Inaugurated on October 13, 2012, Fondation A is located near the Brussels main train station, in a vibrant neighborhood that lets graffiti be enjoyed. The foundation’s exhibitions are renowned—suffice it to recall the spellbinding Lee Friedlander show coordinated by Jean-Paul Deridder in 2014—and a visit to Brussels would be incomplete without passing through the place, even this meant missing the train.
To celebrate the tenth anniversary of her foundation and its unorthodox programming, Astrid Ullens de Schooten Whettnall has chosen to focus on women. The goal is not so much to attract attention as it is to foreground her ongoing commitment as a collector:
“I opened the foundation with a Judith Joy Ross exhibition, and I am proud to celebrate its 10th anniversary by showing some of her work again. [She is] an exceptional woman who denounces injustice and corporate interests, and whose mastery of printing techniques has long impressed me. My commitment to these women is my tribute and my contribution to the struggle yet to be waged in the twenty-first century.”
The exhibition Regards de Femmes, curated by Beatrice Andrieux, closed just before Christmas. If you have missed it, you will find the accompanying catalog to be a worthy consolation prize: with its bright orange cover, pop graphics, and high-quality printing, Regards de Femmes features images by some twenty artists, from Diane Arbus to Ursula Schultz-Dornburg. There is one exception: Gabriele and Helmut Nothhelfer (born in 1945 in Berlin and Bonn), who together craft their surprising portraits of a curiously familiar Germany.

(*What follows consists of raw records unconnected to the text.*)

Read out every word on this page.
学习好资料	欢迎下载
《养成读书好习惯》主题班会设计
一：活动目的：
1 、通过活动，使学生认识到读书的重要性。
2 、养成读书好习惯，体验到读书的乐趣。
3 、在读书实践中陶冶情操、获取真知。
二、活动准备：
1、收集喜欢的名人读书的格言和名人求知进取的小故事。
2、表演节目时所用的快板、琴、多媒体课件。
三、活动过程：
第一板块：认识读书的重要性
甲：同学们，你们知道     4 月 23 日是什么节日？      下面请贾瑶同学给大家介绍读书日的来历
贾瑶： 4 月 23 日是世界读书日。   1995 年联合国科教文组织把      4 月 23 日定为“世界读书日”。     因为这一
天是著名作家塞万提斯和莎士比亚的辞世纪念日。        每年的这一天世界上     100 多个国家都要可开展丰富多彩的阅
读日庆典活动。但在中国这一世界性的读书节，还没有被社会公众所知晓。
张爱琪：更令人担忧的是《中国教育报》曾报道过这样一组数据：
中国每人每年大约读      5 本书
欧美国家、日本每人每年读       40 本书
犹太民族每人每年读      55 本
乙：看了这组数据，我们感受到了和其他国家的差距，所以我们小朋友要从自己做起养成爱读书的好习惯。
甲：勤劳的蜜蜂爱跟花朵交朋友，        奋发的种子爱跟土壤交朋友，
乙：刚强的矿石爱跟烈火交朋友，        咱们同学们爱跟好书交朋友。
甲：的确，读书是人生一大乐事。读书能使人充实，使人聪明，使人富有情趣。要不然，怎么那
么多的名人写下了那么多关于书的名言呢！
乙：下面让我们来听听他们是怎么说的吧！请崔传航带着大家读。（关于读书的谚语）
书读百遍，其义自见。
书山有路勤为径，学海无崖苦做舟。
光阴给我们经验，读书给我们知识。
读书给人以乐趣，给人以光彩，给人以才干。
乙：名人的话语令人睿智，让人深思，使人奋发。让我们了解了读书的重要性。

While Blind addicts will already be familiar with some of the names—Judith Joy Ross, Graciela Iturbide, Ursula Schultz-Dornburg, Lisette Model, and Diane Arbus, all masters of the art—they will be encountering others for the first time.
Those latter have long been kept in the shadows, as if by an act of enforced discretion (the history of photography has not been kind to women) or for other, sometimes merely pragmatic, reasons, and have had a hard time finding a gallery, finding wall space at photography festivals, and facing an art market greedy for headliners.
What makes this catalog interesting is the way it brings together different ways of practicing, and cultivating, photography. These personal experiences are nourishing, some even exhilarating: we get to revisit the great American masters of the nude and the landscape with Tarrah Krajnak; bear witness in situ or travel far away from one’s roots with Yolanda Andrade and Kattia García Fayat.
We get to denounce, sublimate, or archive territorial claims with Andrea Geyer; with Martha Rosler and Jo Ratcliffe, to point at the violence of war or the apartheid without exhibiting the corpses; and with Paz Errázuriz to reveal the life of transvestite prostitutes, their dual struggle against dictatorship and AIDS.
The self-taught Chilean artist Paz Errázuriz brings Regards de Femmes to conclusion: she is a committed artist who confronts her subjects without trepidation, whether they are in the street, in a psychiatric hospital, in a boxing ring, or in a brothel.
Regards de Femmes, Texts by Astrid Ullens de Schooten Whettnall and Béatrice Andrieux, Toluca Editions + Fondation A., €40, 216 pp.